Now it would be oh so easy to just carry on doing now, what I was doing then, and yes, I know I would still catch some, but those methods were aimed at fish that were living in cold water (still having overnight frosts) and short periods of bright warm sun (when the clouds part) and the natural hatches were starting to happen more frequently. Mini swarms of micro life would be more readily seen near shallow water in the sun rays. I find the carp rather predictable in these conditions and would say it is one of the easiest times to catch carp, so long as you get the baiting levels right before the carp arrive where you expect them/want them to feed.
Now, just a few weeks on and we have warm nights, extended daylight hours, long periods of sunshine, lots more natural food hatching and larger as well. The world of the carp is now very different to how it was a few weeks back. Their habitat is changing rapidly, and their metabolism has increased greatly. Food is now much more abundant because the natural world looks after itself when man does not interfere. Getting the warm sun on their backs is no longer the priority it was a few weeks ago. The carp’s minds are now moving toward their main big event of the year – spawning.
This period can seem tricky on some venues, particularly those that are having a lot of bait going in. Remember the fish are at peak weights now, carrying their spawning juices. I have never particularly done well during pre-spawning times by piling a lot of bait in. Certainly, my catches have been more consistent over the years during this time of the year with a moderate spread of bait, rather than lots of bait and/or tight clumps of bait. Although it can be tricky, the carp can also appear to be quite suicidal in seemingly hanging themselves on any presentation you put in front of them if you have stumbled across a large gathering of fish just awaiting those temperatures to come right for them to start their fun and frolics making new carp.
Spawning doesn’t all happen at the same time on venues with different strains and different ages of carp stocked. I have witnessed countless times where it looks like they are all at it but in reality, it is often only a tiny proportion of the stock spawning. You hear people say that the carp in their venue spawn several times in a year when, it is usually just different strains with different climatic requirements.

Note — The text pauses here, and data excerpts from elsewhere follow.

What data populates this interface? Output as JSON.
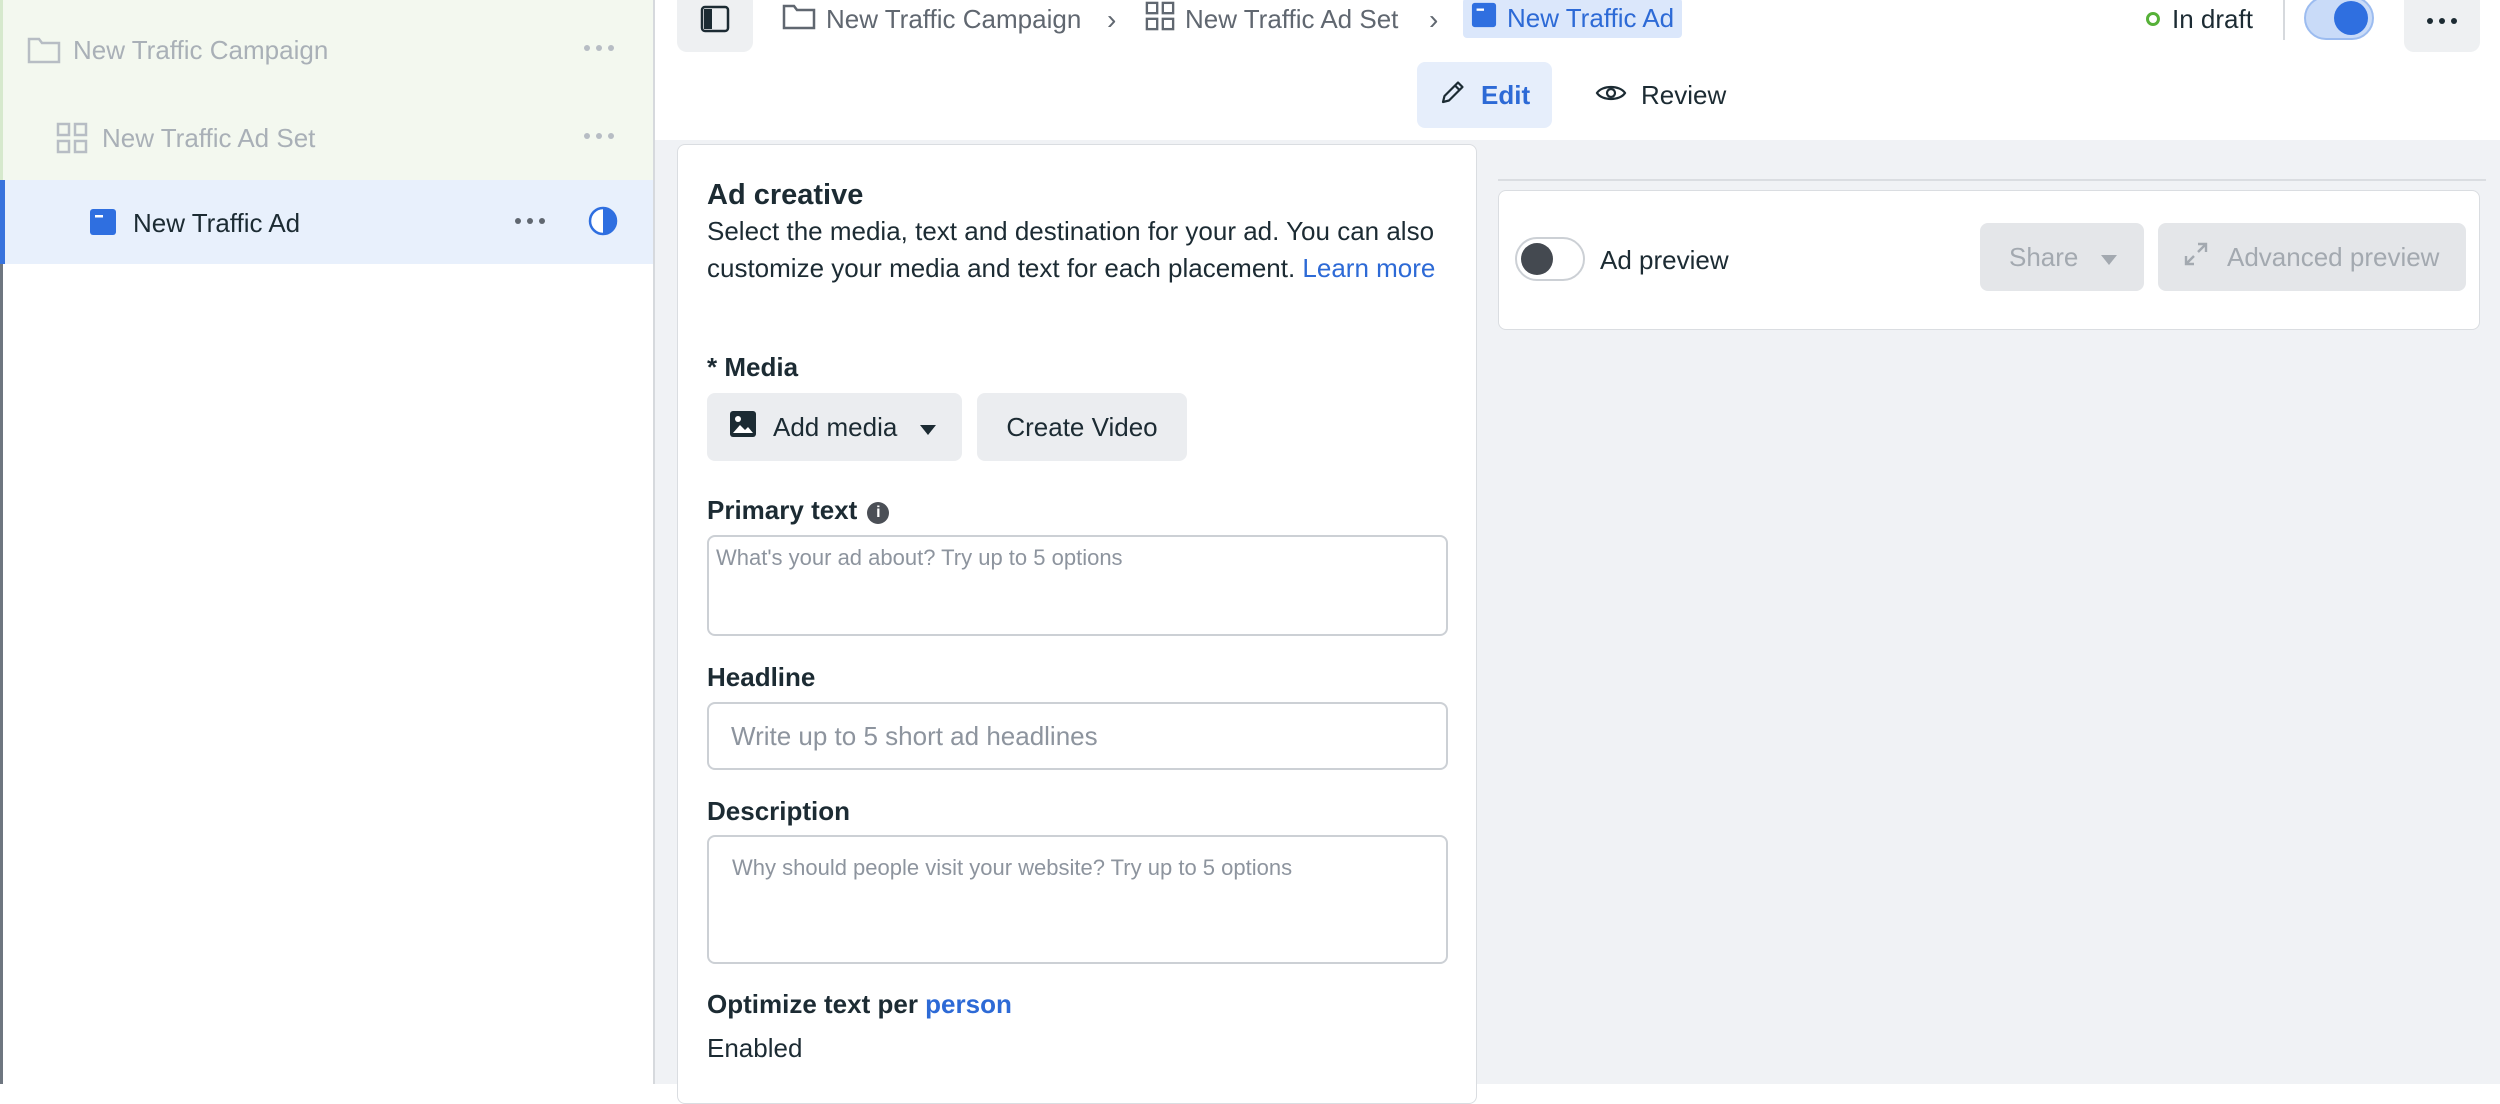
{
  "tree": {
    "campaign": {
      "label": "New Traffic Campaign",
      "icon": "folder-icon"
    },
    "adset": {
      "label": "New Traffic Ad Set",
      "icon": "grid-icon"
    },
    "ad": {
      "label": "New Traffic Ad",
      "icon": "ad-icon"
    }
  },
  "breadcrumb": {
    "campaign": "New Traffic Campaign",
    "adset": "New Traffic Ad Set",
    "ad": "New Traffic Ad"
  },
  "status": {
    "label": "In draft",
    "color": "#56b138"
  },
  "tabs": {
    "edit": "Edit",
    "review": "Review"
  },
  "ad_creative": {
    "title": "Ad creative",
    "description": "Select the media, text and destination for your ad. You can also customize your media and text for each placement.",
    "learn_more": "Learn more",
    "media": {
      "label": "* Media",
      "add_media": "Add media",
      "create_video": "Create Video"
    },
    "primary_text": {
      "label": "Primary text",
      "placeholder": "What's your ad about? Try up to 5 options",
      "value": ""
    },
    "headline": {
      "label": "Headline",
      "placeholder": "Write up to 5 short ad headlines",
      "value": ""
    },
    "description_field": {
      "label": "Description",
      "placeholder": "Why should people visit your website? Try up to 5 options",
      "value": ""
    },
    "optimize": {
      "label": "Optimize text per",
      "link": "person",
      "value": "Enabled"
    }
  },
  "preview": {
    "label": "Ad preview",
    "share": "Share",
    "advanced": "Advanced preview"
  },
  "colors": {
    "accent": "#2d6ad6",
    "selected_row": "#e8f0fc",
    "parent_rows": "#f3f8ef"
  }
}
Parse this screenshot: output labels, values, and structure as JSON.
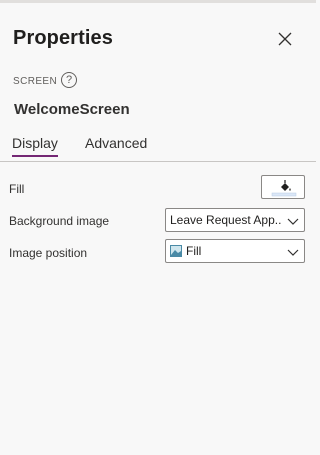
{
  "panel": {
    "title": "Properties",
    "section_label": "SCREEN",
    "help_icon": "question-circle-icon",
    "close_icon": "close-icon",
    "screen_name": "WelcomeScreen"
  },
  "tabs": [
    {
      "label": "Display",
      "active": true
    },
    {
      "label": "Advanced",
      "active": false
    }
  ],
  "properties": {
    "fill": {
      "label": "Fill",
      "icon": "paint-bucket-icon",
      "swatch_color": "#dbe7f7"
    },
    "background_image": {
      "label": "Background image",
      "value": "Leave Request App..."
    },
    "image_position": {
      "label": "Image position",
      "value": "Fill",
      "icon": "image-thumbnail-icon"
    }
  },
  "colors": {
    "accent": "#742774",
    "border": "#8a8886"
  }
}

This is something to remember that different strains of carp behave differently to others. This is something I have spent quite a bit of time in the past decade or so taking great interest in. There are a few common factors with some strains, but their behaviour doesn’t always seem to follow suit on every venue. Some strains love to get on a big new wind and sit on it. Whereas others will get on the new wind, have a feed then get right back off it again. This to me indicates that some carp require more dissolved oxygen than others, but that is a totally different subject.
It won’t be long now until the first of those carp spawn and drop a lot of weight from their bodies that they have been carrying around through the winter and spring. Once they have got rid, it is then that I start to increase the amounts of bait I use.
Don’t be afraid to keep trying new things, but first off, just stop and think about some of the obvious things first. The carp’s environment is changing all the time. Their whole world is that small piece of water which they get to know incredibly well. It runs in a yearly cycle and they very much become creatures of habit. They will continue to do what they have always done, unless pressure gets far too great for them.
Keep thinking about the past to help you to keep one step ahead.